Rationale
Regulation of striated muscle contraction is achieved by Ca2+-dependent steric modulation of myosin cross-bridge cycling on actin by the thin filament troponin-tropomyosin complex. Alterations in the complex can induce contractile dysregulation and disease. For example, mutations between or near residues 112–136 of cardiac troponin-T, the crucial N-terminal TnT1 tropomyosin-binding region, cause cardiomyopathy.
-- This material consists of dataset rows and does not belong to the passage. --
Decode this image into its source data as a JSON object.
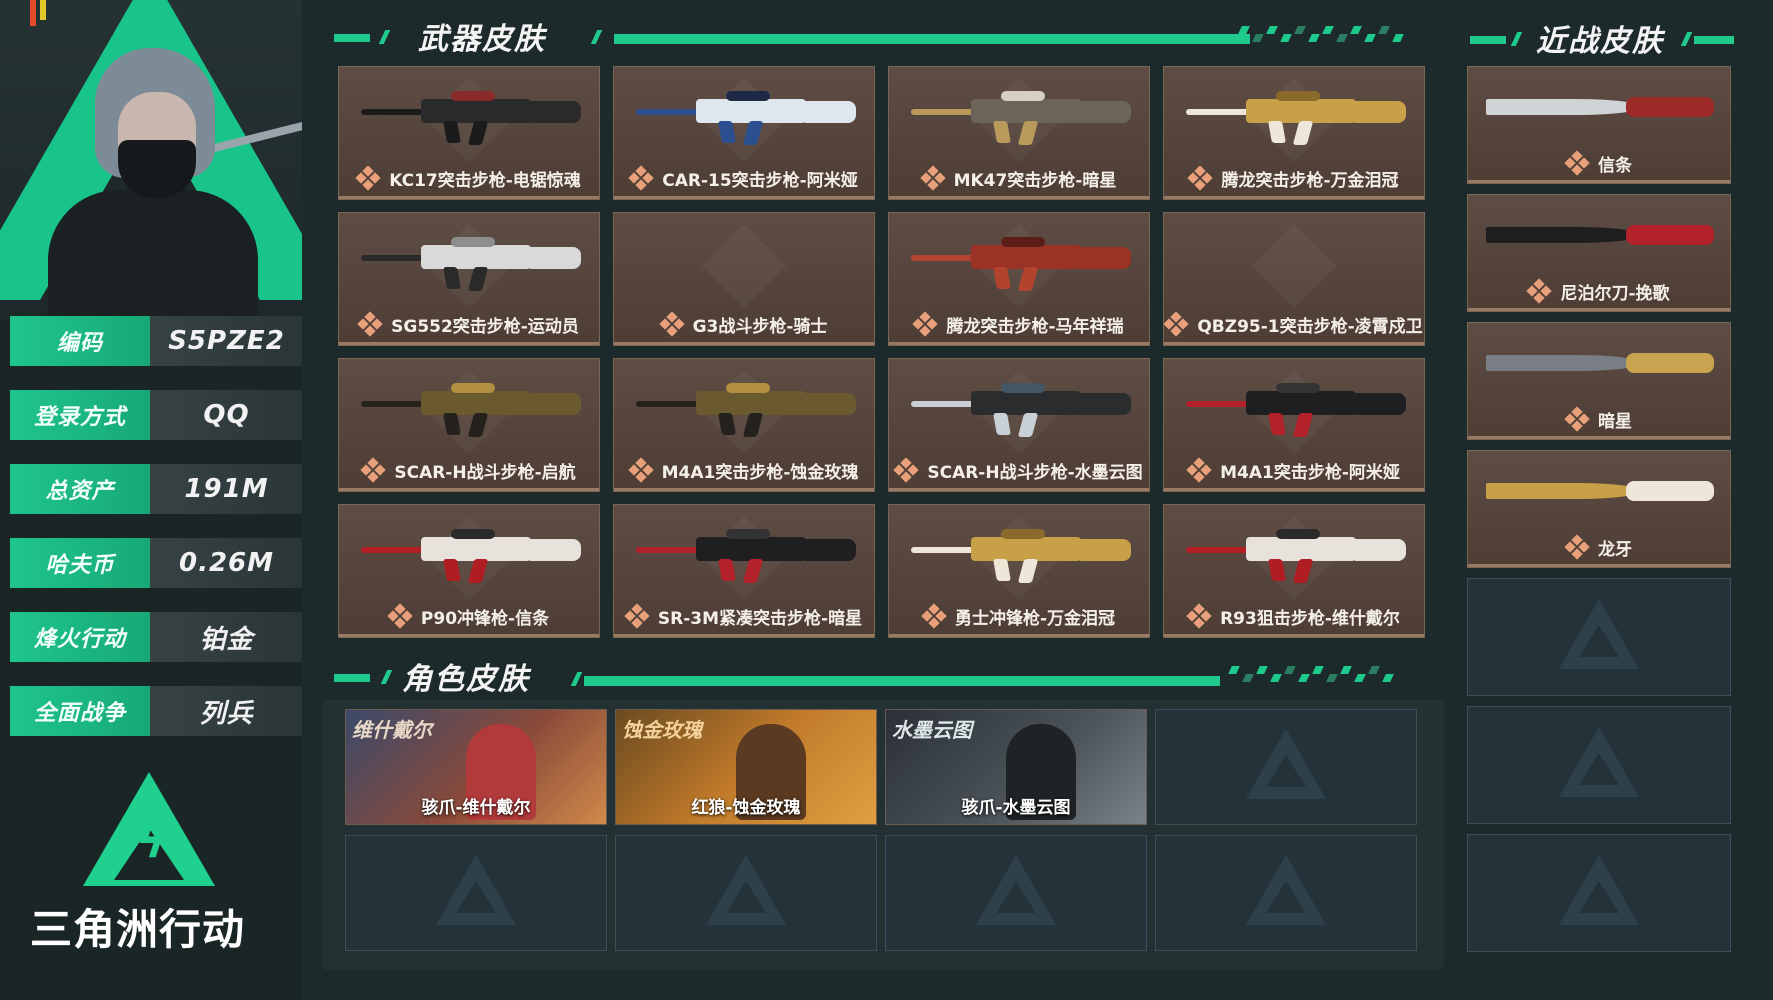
{
  "profile": {
    "stats": [
      {
        "label": "编码",
        "value": "S5PZE2"
      },
      {
        "label": "登录方式",
        "value": "QQ"
      },
      {
        "label": "总资产",
        "value": "191M"
      },
      {
        "label": "哈夫币",
        "value": "0.26M"
      },
      {
        "label": "烽火行动",
        "value": "铂金"
      },
      {
        "label": "全面战争",
        "value": "列兵"
      }
    ],
    "logo_text": "三角洲行动"
  },
  "sections": {
    "weapons_title": "武器皮肤",
    "melee_title": "近战皮肤",
    "characters_title": "角色皮肤"
  },
  "weapons": [
    {
      "name": "KC17突击步枪-电锯惊魂",
      "palette": "dark-red"
    },
    {
      "name": "CAR-15突击步枪-阿米娅",
      "palette": "blue-white"
    },
    {
      "name": "MK47突击步枪-暗星",
      "palette": "gold-grey"
    },
    {
      "name": "腾龙突击步枪-万金泪冠",
      "palette": "gold-white"
    },
    {
      "name": "SG552突击步枪-运动员",
      "palette": "white-black"
    },
    {
      "name": "G3战斗步枪-骑士",
      "palette": "none"
    },
    {
      "name": "腾龙突击步枪-马年祥瑞",
      "palette": "red"
    },
    {
      "name": "QBZ95-1突击步枪-凌霄戍卫",
      "palette": "none"
    },
    {
      "name": "SCAR-H战斗步枪-启航",
      "palette": "gold-black"
    },
    {
      "name": "M4A1突击步枪-蚀金玫瑰",
      "palette": "gold-black"
    },
    {
      "name": "SCAR-H战斗步枪-水墨云图",
      "palette": "black-white"
    },
    {
      "name": "M4A1突击步枪-阿米娅",
      "palette": "red-black"
    },
    {
      "name": "P90冲锋枪-信条",
      "palette": "red-white"
    },
    {
      "name": "SR-3M紧凑突击步枪-暗星",
      "palette": "red-black"
    },
    {
      "name": "勇士冲锋枪-万金泪冠",
      "palette": "gold-white"
    },
    {
      "name": "R93狙击步枪-维什戴尔",
      "palette": "red-white"
    }
  ],
  "melee": [
    {
      "name": "信条",
      "palette": "silver-red"
    },
    {
      "name": "尼泊尔刀-挽歌",
      "palette": "red-black"
    },
    {
      "name": "暗星",
      "palette": "grey-gold"
    },
    {
      "name": "龙牙",
      "palette": "gold-white"
    }
  ],
  "melee_empty_slots": 3,
  "characters": [
    {
      "title": "维什戴尔",
      "name": "骇爪-维什戴尔",
      "palette": "sunset"
    },
    {
      "title": "蚀金玫瑰",
      "name": "红狼-蚀金玫瑰",
      "palette": "fire"
    },
    {
      "title": "水墨云图",
      "name": "骇爪-水墨云图",
      "palette": "ink"
    }
  ],
  "character_empty_slots": 5,
  "colors": {
    "accent": "#20c98c",
    "card_bg": "#57463e",
    "empty_bg": "#24333a",
    "page_bg": "#1d2a2b"
  },
  "icons": [
    "rarity-diamond-icon",
    "delta-force-logo-icon"
  ]
}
The Drosophila up101 Glu/Lys amino acid substitution lies C-terminally adjacent to this phylogenetically conserved sequence.
Objective
Using a highly integrative approach, we sought to determine the molecular trigger of up101 myofibrillar degeneration, to evaluate contractile performance in the mutant cardiomyocytes, and to examine the effects of the mutation on the entire Drosophila heart to elucidate regulatory roles for conserved TnT1 regions and provide possible mechanistic insight into cardiac dysfunction.
Methods and Results
Live video imaging of Drosophila cardiac tubes revealed the troponin-T mutation prolongs systole and restricts diastolic dimensions of the heart, due to increased numbers of actively cycling myosin cross-bridges. Elevated resting myocardial stiffness, consistent with up101 diastolic dysfunction, was confirmed by an atomic force microscopy-based nanoindentation approach. Direct visualization of mutant thin filaments via electron microscopy and three-dimensional reconstruction resolved destabilized tropomyosin positioning and aberrantly exposed myosin binding sites under low Ca2+ conditions.
Conclusions
As a result of troponin-tropomyosin dysinhibition, up101 hearts exhibit cardiac dysfunction and remodeling comparable to that observed during human restrictive cardiomyopathy. Thus, reversal of charged residues about the conserved tropomyosin-binding region of TnT1 may perturb critical intermolecular associations required for proper steric regulation, which likely elicits myopathy in our Drosophila model.